Some of you may know I am obsessed with finding the legendary Abbey & Imbrie Centennial rod built in 1876, as I've written about it before twice (here and here). Here's a new blurb I've uncovered from a 1916 The American Angler.
A GOLD-FINISHED FISHING ROD.— This rod owned by Messrs. Abbey & Imbrie, New York, is a nine-foot split bamboo rod with solid gold mountings, ornamented with genuine topaz in the butt and in the plugs that fit in the ferrules. The engraving on the butt depicts various fishing scenes and was executed by one of the Tiffany artists. All the mountings are of fourteen-karat gold and over five hundred dollars worth of gold was cut out of the plates on the side of the reel in order to make the bar relief deep.

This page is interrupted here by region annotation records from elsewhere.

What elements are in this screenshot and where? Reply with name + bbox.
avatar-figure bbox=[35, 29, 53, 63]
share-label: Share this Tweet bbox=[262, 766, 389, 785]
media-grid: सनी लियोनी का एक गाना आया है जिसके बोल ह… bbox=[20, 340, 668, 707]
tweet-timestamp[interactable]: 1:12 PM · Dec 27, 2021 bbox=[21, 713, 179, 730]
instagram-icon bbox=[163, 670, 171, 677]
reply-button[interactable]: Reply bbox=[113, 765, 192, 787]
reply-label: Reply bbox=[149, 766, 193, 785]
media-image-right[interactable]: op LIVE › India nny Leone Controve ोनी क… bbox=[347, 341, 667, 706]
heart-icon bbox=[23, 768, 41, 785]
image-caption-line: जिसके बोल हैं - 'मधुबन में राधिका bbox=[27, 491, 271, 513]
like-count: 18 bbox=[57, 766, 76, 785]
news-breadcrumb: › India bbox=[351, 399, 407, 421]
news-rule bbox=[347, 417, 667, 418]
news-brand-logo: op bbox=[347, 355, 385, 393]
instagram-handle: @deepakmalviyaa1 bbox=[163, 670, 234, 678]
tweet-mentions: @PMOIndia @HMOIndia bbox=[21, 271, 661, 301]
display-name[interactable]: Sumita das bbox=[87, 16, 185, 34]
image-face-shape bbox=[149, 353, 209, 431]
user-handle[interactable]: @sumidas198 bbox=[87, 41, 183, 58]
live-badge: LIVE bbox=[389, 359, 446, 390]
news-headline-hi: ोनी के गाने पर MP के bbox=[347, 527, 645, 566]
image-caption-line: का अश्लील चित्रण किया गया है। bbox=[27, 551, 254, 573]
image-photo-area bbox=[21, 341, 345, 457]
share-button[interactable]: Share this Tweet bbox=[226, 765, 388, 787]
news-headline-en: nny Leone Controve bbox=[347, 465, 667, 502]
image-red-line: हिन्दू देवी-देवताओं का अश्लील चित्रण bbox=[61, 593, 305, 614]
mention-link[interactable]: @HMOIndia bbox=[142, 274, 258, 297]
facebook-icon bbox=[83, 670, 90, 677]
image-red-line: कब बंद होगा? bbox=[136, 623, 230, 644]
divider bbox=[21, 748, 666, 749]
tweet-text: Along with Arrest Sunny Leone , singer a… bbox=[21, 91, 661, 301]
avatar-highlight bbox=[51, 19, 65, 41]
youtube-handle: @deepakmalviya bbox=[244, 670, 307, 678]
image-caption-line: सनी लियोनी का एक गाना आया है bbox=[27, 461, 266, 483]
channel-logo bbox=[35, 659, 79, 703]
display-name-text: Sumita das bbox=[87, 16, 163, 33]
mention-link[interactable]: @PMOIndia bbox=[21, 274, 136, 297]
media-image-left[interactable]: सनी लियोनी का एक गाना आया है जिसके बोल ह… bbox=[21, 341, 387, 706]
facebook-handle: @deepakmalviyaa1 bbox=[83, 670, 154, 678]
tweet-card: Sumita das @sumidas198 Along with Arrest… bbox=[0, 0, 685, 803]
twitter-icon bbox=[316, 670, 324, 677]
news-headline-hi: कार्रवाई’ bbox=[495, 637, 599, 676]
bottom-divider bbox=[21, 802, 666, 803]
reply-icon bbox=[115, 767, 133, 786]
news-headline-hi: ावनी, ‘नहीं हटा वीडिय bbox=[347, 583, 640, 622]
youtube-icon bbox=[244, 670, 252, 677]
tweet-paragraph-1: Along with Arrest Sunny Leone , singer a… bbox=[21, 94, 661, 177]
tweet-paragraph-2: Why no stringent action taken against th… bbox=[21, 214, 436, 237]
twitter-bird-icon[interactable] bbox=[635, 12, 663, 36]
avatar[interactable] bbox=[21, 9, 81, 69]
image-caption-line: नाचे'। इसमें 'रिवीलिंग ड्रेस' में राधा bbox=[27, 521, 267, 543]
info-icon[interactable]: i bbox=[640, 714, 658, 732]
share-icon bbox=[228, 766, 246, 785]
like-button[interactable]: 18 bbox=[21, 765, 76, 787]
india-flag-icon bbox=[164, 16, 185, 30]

The rod was made for the Centennial Exposition in Philadelphia in 1876. It was also a part of the fishing tackle exhibit prepared at the request of the United States Fishing Commission as a part of their exhibit at the Chicago World's Fair in 1893. It was shown at the United States Fishing Commission's Exhibit at the Paris Exposition in 1900. where it was awarded a gold medal, and it was also exhibited at the Pan-American Exposition in Buffalo in 1901, and at the Charleston Exposition in 1902. Abbey & Imbrie used it as part of their own exhibit at the Louisiana Purchase Exposition in St. Louis in 1904, where it won the Grand Prize, the highest award for fishing tackle over all other exhibitors. The varnish with which the bamboo is covered has mellowed with age and the contrast between the deep yellow of the rod and its gold and jewel mountings are a delight to the eye.
There are certainly details here I've not seen before, and it is exciting to track its history down at the various expositions.